Despite being released back in 2013, GTA V remains a pretty darn good looking game. Even so, it’s far from what would truly fit the definition of “photorealistic.”
Although we’ve been able to create pre-rendered truly photorealistic imagery for quite some time now, doing so in real-time is still a major challenge. While real-time raytracing takes us another step toward realistic graphics, there’s still a gap between even the best looking games today and true photorealism.
Researchers from Intel’s Intelligent Systems Lab have published research demonstrating a state of the art approach to creating truly photorealistic real-time graphics by layering a deep-learning system on top of GTA V’s existing rendering engine. The results are quite impressive, showing stability that far exceeds similar methods.
In concept, the method is similar to NVIDIA’s Deep Learning Super Sampling (DLSS). But while DLSS is designed to ingest an image and then generate a sharper version of the same image, the method from the Intelligent Systems Lab ingests an image and then enhances its photorealism by drawing from a dataset of real life imagery—specifically a dataset called Cityscapes which features street view imagery from the perspective of a car. The method creates an entirely new frame by extracting features from the dataset which best match what’s shown in the frame originally generated by the GTA V game engine.
This ‘style transfer’ approach isn’t entirely new, but what is new with this approach is the integration of G-buffer data—created by the game engine—as part of the image synthesis process.
A G-buffer is a representation of each game frame which includes information like depth, albedo, normal maps, and object segmentation, all of which is used in the game engine’s normal rendering process. Rather than looking only at the final frame rendered by the game engine, the method from the Intelligent Systems Lab looks at all of the extra data available in the G-buffer to make better guesses about which parts of its photorealistic dataset it should draw from in order to create an accurate representation of the scene.
This approach is what gives the method its great temporal stability (moving objects look geometrically consistent from one frame to the next) and semantic consistency (objects in the newly generated frame correctly represent what was in the original frame). The researchers compared their method to other approaches, many of which struggled with those two points in particular.
– – — – –
The method currently runs at what the researchers—Stephan R. Richter, Hassan Abu AlHaija, and Vladlen Koltun—call “interactive rates,” it’s still too slow today to make for practical use in a videogame (hitting just 2 FPS using an Nvidia RTX 3090 GPU).
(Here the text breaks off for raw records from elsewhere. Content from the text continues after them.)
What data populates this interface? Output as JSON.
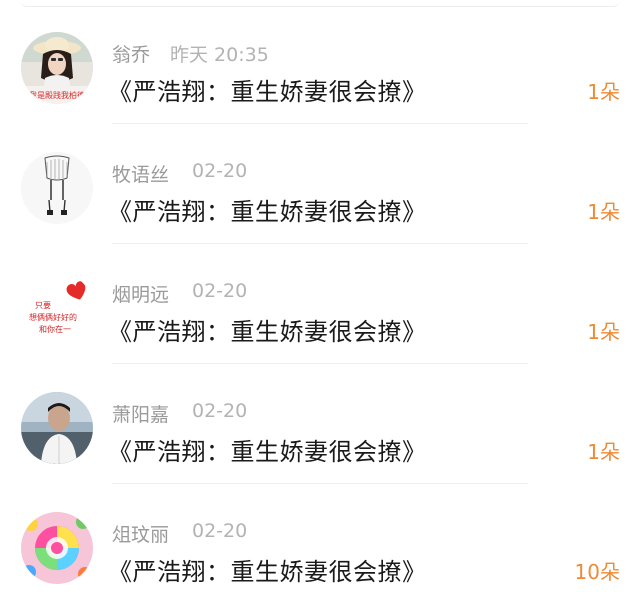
{
  "gifts": [
    {
      "name": "翁乔",
      "time": "昨天 20:35",
      "book": "《严浩翔：重生娇妻很会撩》",
      "count": "1朵",
      "avatar": "girl-hat-avatar",
      "avatar_caption": "我是殿践我柏德"
    },
    {
      "name": "牧语丝",
      "time": "02-20",
      "book": "《严浩翔：重生娇妻很会撩》",
      "count": "1朵",
      "avatar": "sketch-figure-avatar"
    },
    {
      "name": "烟明远",
      "time": "02-20",
      "book": "《严浩翔：重生娇妻很会撩》",
      "count": "1朵",
      "avatar": "heart-text-avatar",
      "avatar_caption_lines": [
        "只要",
        "想俩俩好好的",
        "和你在一"
      ]
    },
    {
      "name": "萧阳嘉",
      "time": "02-20",
      "book": "《严浩翔：重生娇妻很会撩》",
      "count": "1朵",
      "avatar": "man-photo-avatar"
    },
    {
      "name": "俎玟丽",
      "time": "02-20",
      "book": "《严浩翔：重生娇妻很会撩》",
      "count": "10朵",
      "avatar": "lollipop-avatar"
    }
  ],
  "colors": {
    "name": "#9a9a9a",
    "time": "#b3b3b3",
    "book": "#1a1a1a",
    "count": "#ef8a35",
    "divider": "#efefef"
  }
}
In the future however, the researchers believe that the method could be optimized to work in tandem with a game engine (instead of on top of it), which could speed the process up to practically useful rates—perhaps one day bringing truly photorealistic graphics to VR.
“Our method integrates learning-based approaches with conventional real-time rendering pipelines. We expect our method to continue to benefit future graphics pipelines and to be compatible with real-time ray tracing,” the researchers conclude. […] “Since G-buffers that are used as input are produced natively on the GPU, our method could be integrated more deeply into game engines, increasing efficiency and possibly further advancing the level of realism.”